Eccoci alla seconda parte dedicata a Snow Leopard...
L'installazione
Dopo aver contemplato la custodia ed il contenuto del nuovo sistema operativo eccoci arrivati alla fase dell'installazione. Installazione facile ed intuitiva, ma un po' lentuccia, ha impiegato 1 ora e 10 minuti. Inserito il DVD di installazione ed avviato il setup l'installazione è iniziata districandosi da pochissime finestre ed opzioni. Una volta andata a pieno regime l'installazione è proceduta senza intoppi fino ad arrivare alla finestra che informa dell'installazione riuscita correttamente.

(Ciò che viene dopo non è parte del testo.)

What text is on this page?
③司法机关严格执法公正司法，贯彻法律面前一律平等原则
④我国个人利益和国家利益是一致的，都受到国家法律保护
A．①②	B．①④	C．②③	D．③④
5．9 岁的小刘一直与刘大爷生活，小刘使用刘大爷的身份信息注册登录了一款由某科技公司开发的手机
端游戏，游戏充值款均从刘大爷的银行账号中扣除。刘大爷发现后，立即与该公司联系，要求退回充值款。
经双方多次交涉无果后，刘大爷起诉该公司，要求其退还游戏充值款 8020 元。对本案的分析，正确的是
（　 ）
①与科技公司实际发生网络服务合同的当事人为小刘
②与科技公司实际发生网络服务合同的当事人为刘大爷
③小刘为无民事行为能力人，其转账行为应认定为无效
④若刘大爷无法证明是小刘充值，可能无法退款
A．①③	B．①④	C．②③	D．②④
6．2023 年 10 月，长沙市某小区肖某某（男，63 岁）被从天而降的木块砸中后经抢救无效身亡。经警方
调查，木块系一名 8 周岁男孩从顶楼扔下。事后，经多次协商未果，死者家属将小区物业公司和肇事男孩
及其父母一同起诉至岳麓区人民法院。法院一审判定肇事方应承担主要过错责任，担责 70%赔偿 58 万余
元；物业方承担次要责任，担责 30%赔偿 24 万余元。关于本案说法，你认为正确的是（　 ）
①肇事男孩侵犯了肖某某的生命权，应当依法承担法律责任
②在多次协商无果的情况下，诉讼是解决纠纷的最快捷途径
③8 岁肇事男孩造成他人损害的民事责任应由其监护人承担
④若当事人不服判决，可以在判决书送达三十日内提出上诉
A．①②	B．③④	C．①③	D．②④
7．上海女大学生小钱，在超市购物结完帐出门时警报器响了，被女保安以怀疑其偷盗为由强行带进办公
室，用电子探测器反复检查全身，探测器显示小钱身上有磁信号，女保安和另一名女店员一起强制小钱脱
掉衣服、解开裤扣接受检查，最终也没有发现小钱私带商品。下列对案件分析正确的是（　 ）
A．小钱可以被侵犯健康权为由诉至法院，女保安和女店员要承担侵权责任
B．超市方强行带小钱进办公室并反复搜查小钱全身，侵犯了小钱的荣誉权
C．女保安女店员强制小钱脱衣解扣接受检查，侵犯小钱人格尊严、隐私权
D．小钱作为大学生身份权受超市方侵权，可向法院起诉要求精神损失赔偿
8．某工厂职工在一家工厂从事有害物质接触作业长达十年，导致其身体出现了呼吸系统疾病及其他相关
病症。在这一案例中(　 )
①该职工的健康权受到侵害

Di seguito alcune immagini dell'installazione.
I cambiamenti evidenti
I cambiamenti più evidenti che saltano subito all'occhio riguardano l'aspetto grafico. A casa Apple non hanno voluto stravolgere di molto l'aspetto grafico, ma hanno solo migliorato quello che già aveva funzionaqto in precedenza, come si può vedere da questa immagine.
Considerazioni
Per finire, Snow Leopard non ha stravolto di molto il precedente sistema operativo, ma ha migliorato sensibilmente le capacità che il suo precedessore già aveva. Dal punto di vista delle performance, la velocità di esecuzione dei comandi risulta molto più rapida, il finder ha giovato molto del passaggio al nuovo sistema e la gestione dell'Open CL è migliorata. Sul mio MacBook Pro non posso giovare dell'esecuzione di filmati in H.264 con QuickTime perché il mio modello è dell'ultima metà del 2007, ma per il resto il sistema risulta più fluido e veloce.
In definitiva, il nuovo sistema operativo di casa Apple risponde in pieno alle esigenze dell'hardware che lo accompagna, sensibili miglioramenti si possono certamente notare con sistemi più recenti, mentre per quei sistemi un po' più datati come il mio i miglioramenti si vedono, ma in maniera più contenuta.